Однажды, будучи в деревне, она узнала, что Жак вернулся и, прежде чем отправиться пешком в Париж, собирается дать прощальный ужин.
— Нет, вряд ли мы сможем прийти, — ответила она мадам Брамон. — У Бертрана вечером поезд из Арси. Но, конечно, в Париже они с Жаком встретятся.
Жозефина торжествовала. Бедняжка Жак пойдет пешком. А Бертран поедет на поезде. Тогда мадам Брамон, почувствовав укол в ее словах, заметила:
— В списке сдавших экзамен имя Жака стояло выше имени Бертрана. — Она надеялась уязвить соперницу, хотя ей объяснили, что список составлялся по алфавиту и фамилия Брамон, естественно, шла перед фамилией Кайе.
Фальшивая стрела достигла цели, и Жозефина, уходя, выглядела недовольной, отчего у лесничихи появился еще один повод для радости: эта невежда понятия не имеет, что в списке имена идут не по достоинствам соискателей, а по начальным буквам фамилий.
Теперь Жозефина не сомневалась, что Бертран должен уехать сегодня же вечером. Она тайком собрала сумку с одеждой и едой, положила туда деньги и с нетерпением ожидала наступления темноты. Зная, что Эмар носит ключ от комнаты Бертрана в кармане жилета, она решила стащить его, как только Галье уснет. Дело было рискованным, но ее это не волновало. Ей удалось шепнуть сыну:
— Жди меня ночью. Ты едешь в Париж.
«Париж», — повторил про себя Бертран. Правда, в тот момент он бы с большей радостью увиделся с Терезой. Но потом ему подумалось, что и без Терезы в Париже женщин хватает, и он промечтал об этом весь день до самого вечера.

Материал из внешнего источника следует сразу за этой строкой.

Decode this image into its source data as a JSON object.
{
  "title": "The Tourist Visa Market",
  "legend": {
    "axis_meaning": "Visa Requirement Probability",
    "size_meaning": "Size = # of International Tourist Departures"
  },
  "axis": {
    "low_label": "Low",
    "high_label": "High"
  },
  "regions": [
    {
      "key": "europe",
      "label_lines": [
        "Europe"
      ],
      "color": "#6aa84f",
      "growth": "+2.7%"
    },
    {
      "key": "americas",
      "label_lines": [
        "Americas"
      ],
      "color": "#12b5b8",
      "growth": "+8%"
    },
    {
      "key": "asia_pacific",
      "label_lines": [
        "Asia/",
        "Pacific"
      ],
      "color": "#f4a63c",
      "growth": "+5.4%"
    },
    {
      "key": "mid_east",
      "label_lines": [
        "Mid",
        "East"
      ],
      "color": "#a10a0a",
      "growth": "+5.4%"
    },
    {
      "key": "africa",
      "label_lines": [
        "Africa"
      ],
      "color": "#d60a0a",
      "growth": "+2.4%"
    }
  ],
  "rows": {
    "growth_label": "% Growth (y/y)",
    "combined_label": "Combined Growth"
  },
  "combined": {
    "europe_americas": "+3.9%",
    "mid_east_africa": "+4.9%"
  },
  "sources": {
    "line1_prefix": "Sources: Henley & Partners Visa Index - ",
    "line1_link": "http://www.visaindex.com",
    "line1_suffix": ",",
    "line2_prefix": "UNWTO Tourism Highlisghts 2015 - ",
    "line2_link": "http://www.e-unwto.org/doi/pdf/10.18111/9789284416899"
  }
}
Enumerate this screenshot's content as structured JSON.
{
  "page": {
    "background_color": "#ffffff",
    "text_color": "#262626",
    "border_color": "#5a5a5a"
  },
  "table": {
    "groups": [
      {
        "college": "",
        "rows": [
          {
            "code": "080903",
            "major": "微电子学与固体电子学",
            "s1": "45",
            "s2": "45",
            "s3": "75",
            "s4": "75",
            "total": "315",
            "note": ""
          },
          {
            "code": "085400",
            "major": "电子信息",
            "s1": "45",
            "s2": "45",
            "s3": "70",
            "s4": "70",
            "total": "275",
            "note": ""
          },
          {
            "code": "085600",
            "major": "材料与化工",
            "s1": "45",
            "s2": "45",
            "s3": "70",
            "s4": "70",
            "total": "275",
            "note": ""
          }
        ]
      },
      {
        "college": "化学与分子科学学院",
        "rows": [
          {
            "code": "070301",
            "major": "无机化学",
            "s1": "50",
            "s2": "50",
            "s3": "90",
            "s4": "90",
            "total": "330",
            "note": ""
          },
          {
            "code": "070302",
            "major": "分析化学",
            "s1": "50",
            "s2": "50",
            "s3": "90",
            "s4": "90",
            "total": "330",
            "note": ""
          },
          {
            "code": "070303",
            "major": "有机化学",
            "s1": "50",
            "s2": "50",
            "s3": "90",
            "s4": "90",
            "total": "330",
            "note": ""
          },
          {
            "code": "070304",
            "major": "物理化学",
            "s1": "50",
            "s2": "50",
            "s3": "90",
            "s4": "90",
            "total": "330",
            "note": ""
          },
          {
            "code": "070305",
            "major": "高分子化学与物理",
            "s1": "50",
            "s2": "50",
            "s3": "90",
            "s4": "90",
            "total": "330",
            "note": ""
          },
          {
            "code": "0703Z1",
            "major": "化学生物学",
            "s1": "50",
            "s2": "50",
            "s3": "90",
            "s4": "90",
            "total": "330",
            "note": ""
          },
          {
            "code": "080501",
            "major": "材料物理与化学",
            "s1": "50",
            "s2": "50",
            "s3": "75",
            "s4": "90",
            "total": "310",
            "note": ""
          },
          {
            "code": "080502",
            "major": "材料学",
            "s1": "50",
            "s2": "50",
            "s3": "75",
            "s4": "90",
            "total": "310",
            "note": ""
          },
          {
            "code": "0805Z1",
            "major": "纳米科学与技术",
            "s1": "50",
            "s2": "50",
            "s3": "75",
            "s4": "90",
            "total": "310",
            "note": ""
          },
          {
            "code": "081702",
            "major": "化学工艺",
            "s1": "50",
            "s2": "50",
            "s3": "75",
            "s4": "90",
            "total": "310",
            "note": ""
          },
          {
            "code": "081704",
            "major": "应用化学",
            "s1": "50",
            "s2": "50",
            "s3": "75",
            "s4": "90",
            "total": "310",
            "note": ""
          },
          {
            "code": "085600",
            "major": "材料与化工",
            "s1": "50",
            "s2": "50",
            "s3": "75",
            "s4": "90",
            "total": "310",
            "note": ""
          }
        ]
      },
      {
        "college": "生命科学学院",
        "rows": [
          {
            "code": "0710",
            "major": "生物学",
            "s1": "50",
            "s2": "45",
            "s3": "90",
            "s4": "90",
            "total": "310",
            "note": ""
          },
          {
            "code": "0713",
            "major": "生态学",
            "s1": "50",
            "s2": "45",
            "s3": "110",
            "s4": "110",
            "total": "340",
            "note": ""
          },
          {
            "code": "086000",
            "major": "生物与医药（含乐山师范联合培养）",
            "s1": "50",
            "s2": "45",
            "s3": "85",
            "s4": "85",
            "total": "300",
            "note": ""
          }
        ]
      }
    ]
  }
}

После полуночи, лежа в постели, он почувствовал на щеке поцелуй. Ему как раз снилась Тереза, и он не сразу понял, что к нему пришла мать. Она, в одной ночной сорочке, склонилась над ним и между поцелуями шептала:
— Мальчик мой милый. Вставай и уходи, пока дядя не увидел, что я украла ключ.
Бертран сонно отвечал на ее поцелуи.
— Малыш, просыпайся. В сумке все, что тебе нужно. Деньги тоже там. Быстро! Тебе надо далеко уйти от своей темницы. Дорогой мой, хороший. Когда же мы теперь увидимся? Вот бы мне сбежать с тобою.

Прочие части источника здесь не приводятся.